Grün leuchten kleine Dioden, die sagen: alles in Ordnung. Gerät läuft. Ein beruhi­gendes Licht. Grün ist die Farbe der Aufer­ste­hung im Chris­tentum und im Islam die Farbe des Propheten. In der Farben­psy­cho­logie heißt es: Setzen Sie die Farbe Grün bewusst ein. Die Mischung aus Cyan und Gelb bringe das Blau, das für den Traum und die pure Entrü­ckung steht, mit dem weltli­chen, freund­li­chen Gelb zusammen. So entfalte Grün eine besondere Wirkung. Es wird von Designern angewandt, um ein Gefühl von Ruhe und vorbe­wusster Entspan­nung zu erzeugen und zugleich von Optimismus, Tatkraft und Zuver­sicht. Grün wird von Firmen gern in Logos verwendet, weil es Vertrau­ens­wür­dig­keit und Erfolg in einem signa­li­siert. Grün ist die Hoffnung, die begin­nende Liebe, das erwachende Leben, und manchmal steht Grün für Gift.

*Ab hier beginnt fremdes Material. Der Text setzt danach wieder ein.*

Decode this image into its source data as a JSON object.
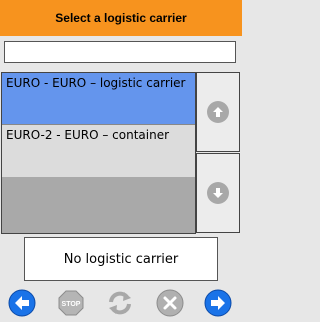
{
  "header": {
    "title": "Select a logistic carrier"
  },
  "search": {
    "value": ""
  },
  "carriers": [
    {
      "label": "EURO - EURO – logistic carrier",
      "selected": true
    },
    {
      "label": "EURO-2 - EURO – container",
      "selected": false
    }
  ],
  "status": {
    "text": "No logistic carrier"
  },
  "toolbar": {
    "stop_label": "STOP"
  },
  "colors": {
    "header": "#f7931e",
    "selected_row": "#6495ed",
    "nav_blue": "#1a73e8",
    "disabled_gray": "#a8a8a8"
  },
  "icons": {
    "scroll_up": "arrow-up-icon",
    "scroll_down": "arrow-down-icon",
    "back": "arrow-left-icon",
    "stop": "stop-icon",
    "refresh": "refresh-icon",
    "cancel": "close-icon",
    "next": "arrow-right-icon"
  }
}
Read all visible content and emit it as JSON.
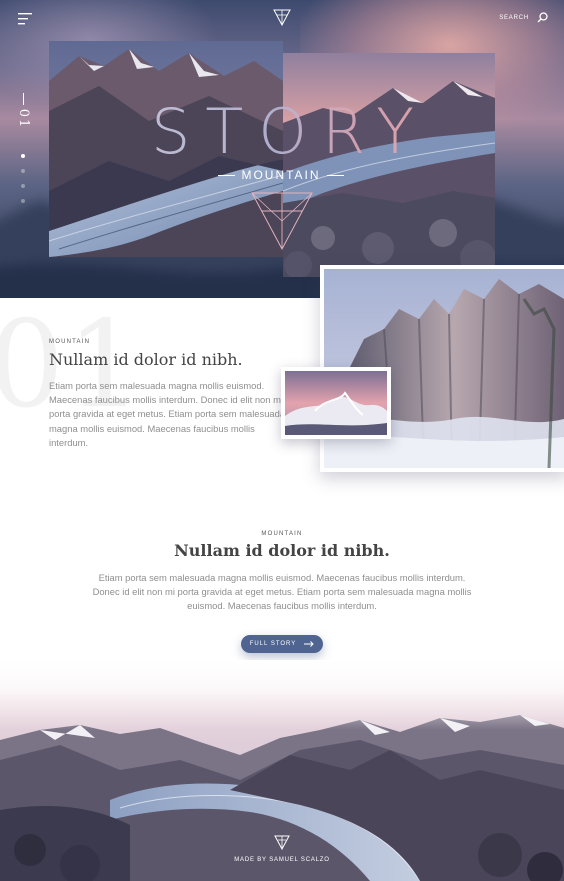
{
  "header": {
    "search_label": "SEARCH",
    "menu_icon": "hamburger-menu-icon",
    "logo_icon": "triangle-logo-icon",
    "search_icon": "search-icon"
  },
  "hero": {
    "slide_number": "01",
    "title": "STORY",
    "subtitle": "MOUNTAIN",
    "slide_dots": 4,
    "active_slide": 1
  },
  "section1": {
    "background_number": "01",
    "eyebrow": "MOUNTAIN",
    "heading": "Nullam id dolor id nibh.",
    "paragraph": "Etiam porta sem malesuada magna mollis euismod. Maecenas faucibus mollis interdum. Donec id elit non mi porta gravida at eget metus. Etiam porta sem malesuada magna mollis euismod. Maecenas faucibus mollis interdum."
  },
  "section2": {
    "eyebrow": "MOUNTAIN",
    "heading": "Nullam id dolor id nibh.",
    "paragraph": "Etiam porta sem malesuada magna mollis euismod. Maecenas faucibus mollis interdum. Donec id elit non mi porta gravida at eget metus. Etiam porta sem malesuada magna mollis euismod. Maecenas faucibus mollis interdum.",
    "button_label": "FULL STORY",
    "button_icon": "arrow-right-icon"
  },
  "footer": {
    "credit": "MADE BY SAMUEL SCALZO"
  },
  "colors": {
    "accent": "#506491",
    "text_heading": "#444444",
    "text_body": "#8f8f8f",
    "title_gradient_start": "#c9c8df",
    "title_gradient_end": "#e7aab0"
  }
}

Grün ist die Natur, weil Chloro­phyll grün reflek­tiert. Deshalb werden alle Flächen, die in unseren Breiten sich selbst überlassen werden, auf die Dauer grün. Seit mit der Romantik die Angst vor der grünen Überwu­che­rung einer tiefen Sehnsucht nach dem Blattgrün, Tannen­grün und Wiesen­grün gewichen ist, ist das Naturgrün eine Metapher für das Gute und Unschul­dige schlechthin. Fährt der Spazier­gänger in die Natur, ist er ganz benommen von all dem Grün. Nur das Blau beherrscht ähnlich weite Räume; wer auf dem Meer segelt, sieht nur noch Blau, den Himmel und die See - wie der Spazier­gänger im tiefen Wald Grün sieht, überall um ihn herum. Das Laub und das Licht, das grün durch das Blätter­dach bricht, dunkel­grüne Moose, Bärlauch- und Maiglöck­chen­de­cken. Die stillen Orte, Lichtungen mitten im Wald, die regel­recht leuchten, überwäl­tigen ihn. Was für ein Frieden.

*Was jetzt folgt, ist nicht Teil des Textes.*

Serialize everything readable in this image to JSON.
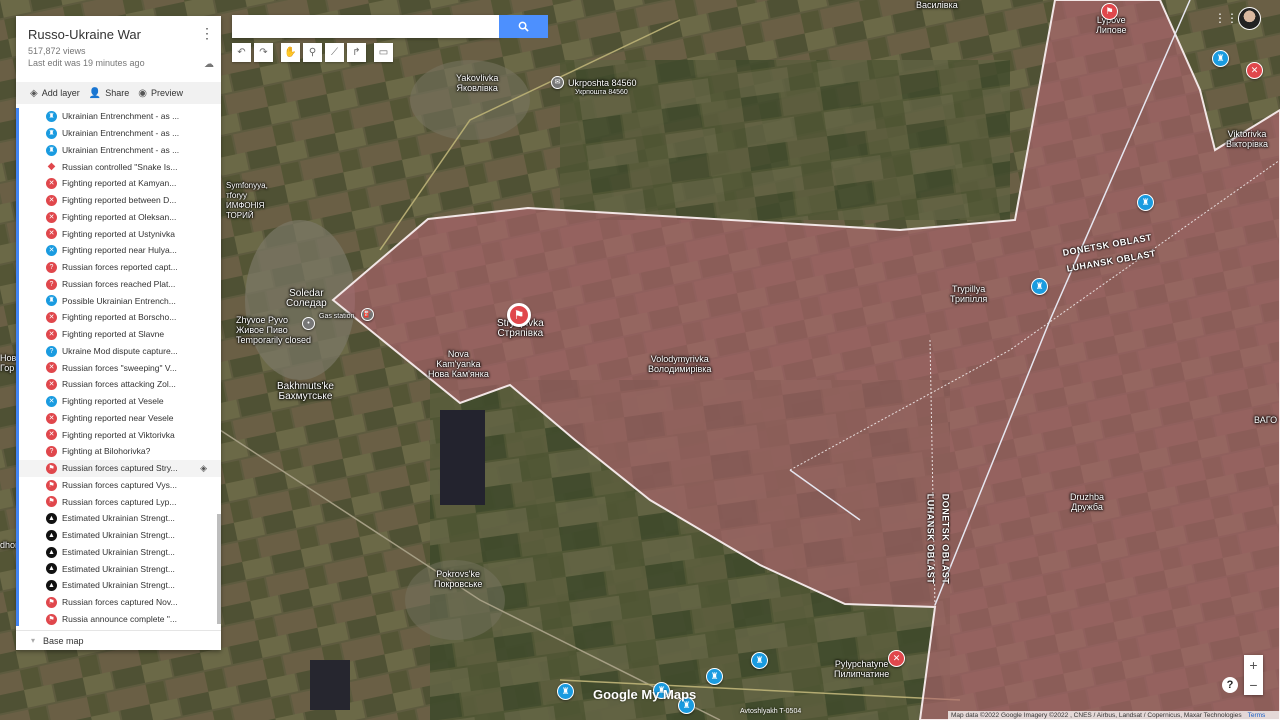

Entlegene Winkel werden gern auch zum Entsorgen von Dingen verwandt, Autowracks und alte Kühlschränke werden abgestellt, Giftmüll sich selbst überlassen. Leichen werden von Spazier­gän­gern entdeckt, da, wo der Wald am tiefsten ist. Im Unterholz. Die meisten Leichen werden in Wohnungen und auf Müllhalden gefunden, aber von den Funden im Wald hört man öfter im Fernsehen und gruselt sich. Geh nicht in den Wald, sagen Großmütter zu ihren Enkeln. Den entle­genen Winkeln, wo das Grün allein herrscht, haftet auch etwas Unheim­li­ches an. Vielleicht ein Rest der Angst vor der Natur­ge­walt.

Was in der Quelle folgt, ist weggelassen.